ROIs used for this analysis stream were derived using the anatomically defined retinotopy atlas (“benson14_retinotopy” command) implemented in the python analysis toolbox ‘neuropythy’ (Benson et al., 2014, Benson and Winawer, 2018). The atlas created several Freesurfer-based maps (visual area, eccentricity, polar angle, pRF size), which were used to delineate three ROI labels for each participant in each hemisphere. The ROIs represented the foveal (0-2°), parafoveal (2-4°) and paracentral representations (4-8°) of V1 (Fig. 1A).
Extracted values were combined across both hemispheres, where surface area and cortical volume were simply summed for each participant. For cortical thickness, the values were weighted by the respective surface area value and the mean cortical thickness value derived via following calculation:
ThicknessTotal = ((lh.thickness * lh.surfacearea) + (rh.thickness * rh.surfacearea))/ (lh.surfacearea + rh.surfacearea).
2.4. Statistical analysis
All statistical analyses were performed in the IBM SPSS Statistics software package, version 25. Graphs were created using Prism version 8.00 for Mac (GraphPad Software, La Jolla California USA, www.graphpad.com).

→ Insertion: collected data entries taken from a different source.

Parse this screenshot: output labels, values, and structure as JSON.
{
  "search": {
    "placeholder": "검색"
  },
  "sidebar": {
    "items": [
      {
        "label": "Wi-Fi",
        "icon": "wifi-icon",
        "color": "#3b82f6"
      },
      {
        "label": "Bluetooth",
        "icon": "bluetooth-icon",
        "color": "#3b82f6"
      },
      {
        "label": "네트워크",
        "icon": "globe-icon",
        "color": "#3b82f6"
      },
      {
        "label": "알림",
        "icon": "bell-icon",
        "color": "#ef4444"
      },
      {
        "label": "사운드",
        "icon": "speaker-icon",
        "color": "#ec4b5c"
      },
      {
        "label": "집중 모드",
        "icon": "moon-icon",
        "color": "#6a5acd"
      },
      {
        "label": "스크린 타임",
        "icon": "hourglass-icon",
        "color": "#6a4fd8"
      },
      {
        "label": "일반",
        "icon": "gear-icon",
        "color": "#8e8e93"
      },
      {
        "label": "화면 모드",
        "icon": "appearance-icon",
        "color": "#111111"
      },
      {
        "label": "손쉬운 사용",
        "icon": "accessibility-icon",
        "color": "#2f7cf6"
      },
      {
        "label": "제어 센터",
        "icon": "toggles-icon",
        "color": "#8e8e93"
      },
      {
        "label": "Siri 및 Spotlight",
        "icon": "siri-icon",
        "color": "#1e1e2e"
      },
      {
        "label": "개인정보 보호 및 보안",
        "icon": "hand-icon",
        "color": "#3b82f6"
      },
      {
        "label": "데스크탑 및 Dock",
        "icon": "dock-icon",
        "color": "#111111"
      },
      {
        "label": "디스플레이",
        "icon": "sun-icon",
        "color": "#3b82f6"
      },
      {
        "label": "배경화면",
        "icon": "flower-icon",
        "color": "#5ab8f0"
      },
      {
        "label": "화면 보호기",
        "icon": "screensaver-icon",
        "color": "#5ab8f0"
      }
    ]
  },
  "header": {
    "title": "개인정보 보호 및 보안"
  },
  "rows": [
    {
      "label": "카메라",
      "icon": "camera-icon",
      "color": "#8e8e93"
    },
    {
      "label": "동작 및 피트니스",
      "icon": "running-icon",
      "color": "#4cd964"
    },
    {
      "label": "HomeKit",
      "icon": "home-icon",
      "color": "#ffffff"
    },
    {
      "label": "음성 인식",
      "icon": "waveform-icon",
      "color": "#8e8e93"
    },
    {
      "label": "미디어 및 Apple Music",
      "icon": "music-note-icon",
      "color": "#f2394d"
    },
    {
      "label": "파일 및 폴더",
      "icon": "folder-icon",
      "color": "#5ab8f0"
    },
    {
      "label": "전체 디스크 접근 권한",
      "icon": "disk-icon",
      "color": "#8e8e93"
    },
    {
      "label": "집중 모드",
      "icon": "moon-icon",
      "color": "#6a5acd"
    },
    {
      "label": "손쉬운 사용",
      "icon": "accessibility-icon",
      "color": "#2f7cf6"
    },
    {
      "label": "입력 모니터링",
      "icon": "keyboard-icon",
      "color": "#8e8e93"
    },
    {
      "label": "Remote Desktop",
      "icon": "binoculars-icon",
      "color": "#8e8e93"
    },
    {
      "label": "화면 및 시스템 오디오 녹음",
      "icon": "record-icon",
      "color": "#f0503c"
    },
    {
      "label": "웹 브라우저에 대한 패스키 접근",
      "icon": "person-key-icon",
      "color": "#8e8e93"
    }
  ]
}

A hierarchical linear regression was applied to assess the ability of each independent variable to predict the three outcome measures (cortical thickness, grey matter volume, cortical surface area) in each of our three ROIs for each participant group. Normality for each group/ROI was confirmed using the Shapiro-Wilks test and the P-P and scatter plot of the regression standardized residuals were inspected and conformed to the assumptions necessary for subsequent analyses. Neither age (Welch Two Sample t-test; t = 1.94, df = 23.58, p = .064) nor sex (χ2 (1, N = 57) = 0.46, p = .50) were significantly different between the two cohorts. Nevertheless, we accounted for any variance explained by both sex and age, and as well as scanner site and global brain scaling (global mean thickness, global overall surface area and estimated intracranial volume) as they represent known confounding factors (Alfaro-Almagro et al., 2021). Therefore, these confounding variables were entered in the first step of the hierarchical linear regression model (Model 1), while participant group, our main variable of interest, (HC and ACHM) was added in the second analysis step (Model 2). This hierarchical model allowed us to determine if participant group (ACHM vs control) could explain a significant amount of the variance within our sample after accounting for the confounding factors added in Model 1. The effect of participant group would be reflected in a significant change in ΔR2. Results were subsequently adjusted for multiple comparisons (three regions of interest) by applying the sequential Holm–Bonferroni correction (Holm, 1979) where the adjusted alpha levels, denoted as pα, are reported for each comparison.
3. Results
We acquired high-resolution T1-weighted images from 15 genetically confirmed participants with ACHM and compared these to 42 normally sighted individuals scanned at each of the three sites, with demographics summarised in Table 1.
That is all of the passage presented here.